The ARMv7 CPU (Cortex-A8) used in the iPhone 3GS is a very nice CPU. One of the things it can do is real SIMD intrinsics. Although Apple don’t document this, the fine folks who made GCC do.

Here’s how to demonstrate this on Xcode.

0. Create a project.

1. Set Target->Architecture to “Optimized (armv6 armv7)”

This builds a fat binary with two executables – one for the older arm architecture and one for the Cortex/NEON architecture.

2. Set Other C Flags to “-mfloat-abi=softfp -mfpu=neon”.

As specified in the “arm_neon.h” header. I’m guessing that these are ignored for the armv6 binary.

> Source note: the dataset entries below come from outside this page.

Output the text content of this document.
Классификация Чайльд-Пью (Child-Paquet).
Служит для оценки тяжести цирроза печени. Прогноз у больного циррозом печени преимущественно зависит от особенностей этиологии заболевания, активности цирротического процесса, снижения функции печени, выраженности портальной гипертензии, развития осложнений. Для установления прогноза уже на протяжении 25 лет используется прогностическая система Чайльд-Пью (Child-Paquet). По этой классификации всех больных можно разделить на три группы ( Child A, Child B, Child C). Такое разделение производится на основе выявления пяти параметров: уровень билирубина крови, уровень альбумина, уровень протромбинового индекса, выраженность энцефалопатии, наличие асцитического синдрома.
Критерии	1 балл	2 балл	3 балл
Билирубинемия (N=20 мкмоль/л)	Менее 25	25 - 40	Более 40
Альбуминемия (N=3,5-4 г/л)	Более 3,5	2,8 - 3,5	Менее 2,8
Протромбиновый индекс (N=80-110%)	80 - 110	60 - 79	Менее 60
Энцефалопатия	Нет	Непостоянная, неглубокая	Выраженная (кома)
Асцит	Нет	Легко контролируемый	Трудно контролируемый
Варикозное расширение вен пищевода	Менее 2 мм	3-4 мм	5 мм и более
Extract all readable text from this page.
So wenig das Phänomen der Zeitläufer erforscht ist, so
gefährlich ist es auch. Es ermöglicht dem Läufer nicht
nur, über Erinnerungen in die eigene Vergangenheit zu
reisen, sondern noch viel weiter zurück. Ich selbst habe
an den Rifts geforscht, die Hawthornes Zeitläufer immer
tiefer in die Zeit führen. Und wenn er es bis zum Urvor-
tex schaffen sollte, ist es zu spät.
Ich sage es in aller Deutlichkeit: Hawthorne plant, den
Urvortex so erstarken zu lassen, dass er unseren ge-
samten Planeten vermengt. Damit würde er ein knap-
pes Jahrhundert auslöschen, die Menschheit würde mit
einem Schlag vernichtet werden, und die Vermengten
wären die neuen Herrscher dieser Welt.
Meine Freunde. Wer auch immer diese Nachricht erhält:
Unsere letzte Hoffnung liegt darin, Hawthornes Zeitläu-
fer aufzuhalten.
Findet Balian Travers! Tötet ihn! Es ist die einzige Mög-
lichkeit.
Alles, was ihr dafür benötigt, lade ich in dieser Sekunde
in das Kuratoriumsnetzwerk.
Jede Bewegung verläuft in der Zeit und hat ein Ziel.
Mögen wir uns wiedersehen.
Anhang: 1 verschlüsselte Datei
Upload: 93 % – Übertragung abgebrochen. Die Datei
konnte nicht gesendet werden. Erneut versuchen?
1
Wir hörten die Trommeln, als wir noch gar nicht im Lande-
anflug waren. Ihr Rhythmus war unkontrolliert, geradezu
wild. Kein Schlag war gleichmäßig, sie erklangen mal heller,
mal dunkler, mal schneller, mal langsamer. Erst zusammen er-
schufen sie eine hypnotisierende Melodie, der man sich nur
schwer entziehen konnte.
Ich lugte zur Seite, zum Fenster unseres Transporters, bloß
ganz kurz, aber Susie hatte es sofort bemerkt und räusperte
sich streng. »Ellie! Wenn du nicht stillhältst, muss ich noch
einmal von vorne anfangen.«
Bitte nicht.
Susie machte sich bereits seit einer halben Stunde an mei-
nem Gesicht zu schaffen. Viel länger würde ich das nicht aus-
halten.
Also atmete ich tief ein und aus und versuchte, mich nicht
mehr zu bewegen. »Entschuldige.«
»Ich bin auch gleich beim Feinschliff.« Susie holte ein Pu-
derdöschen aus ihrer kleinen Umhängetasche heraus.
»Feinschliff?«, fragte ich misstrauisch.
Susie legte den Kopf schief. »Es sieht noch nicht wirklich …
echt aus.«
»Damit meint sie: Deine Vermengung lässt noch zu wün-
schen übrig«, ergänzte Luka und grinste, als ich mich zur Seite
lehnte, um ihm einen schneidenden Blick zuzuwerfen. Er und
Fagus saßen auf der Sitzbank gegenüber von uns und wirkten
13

3. Include preprocessor guards in the source to make sure the intrinsics are only compiled in for armv7. See the following snippet:

#ifdef _ARM_ARCH_7
#include <arm_neon.h>
float32x4_t scale( float32x4_t v, float f )
{
  return vmulq_n_f32( v, f );
}
#endif

Note: At the moment I can only make this code compile under C, there seems to be an internal GCC issue when compiling this code as C++

4. Choose “Build->Show Assembly Code”. You should see a “vmul.f32    x,  y, z” assembly instruction buried amongst the stack maintenance code.

Good news for mobile gamers. NEON, together with proper shaders, should help the next wave of iPhone games leapfrog the quality of other handhelds.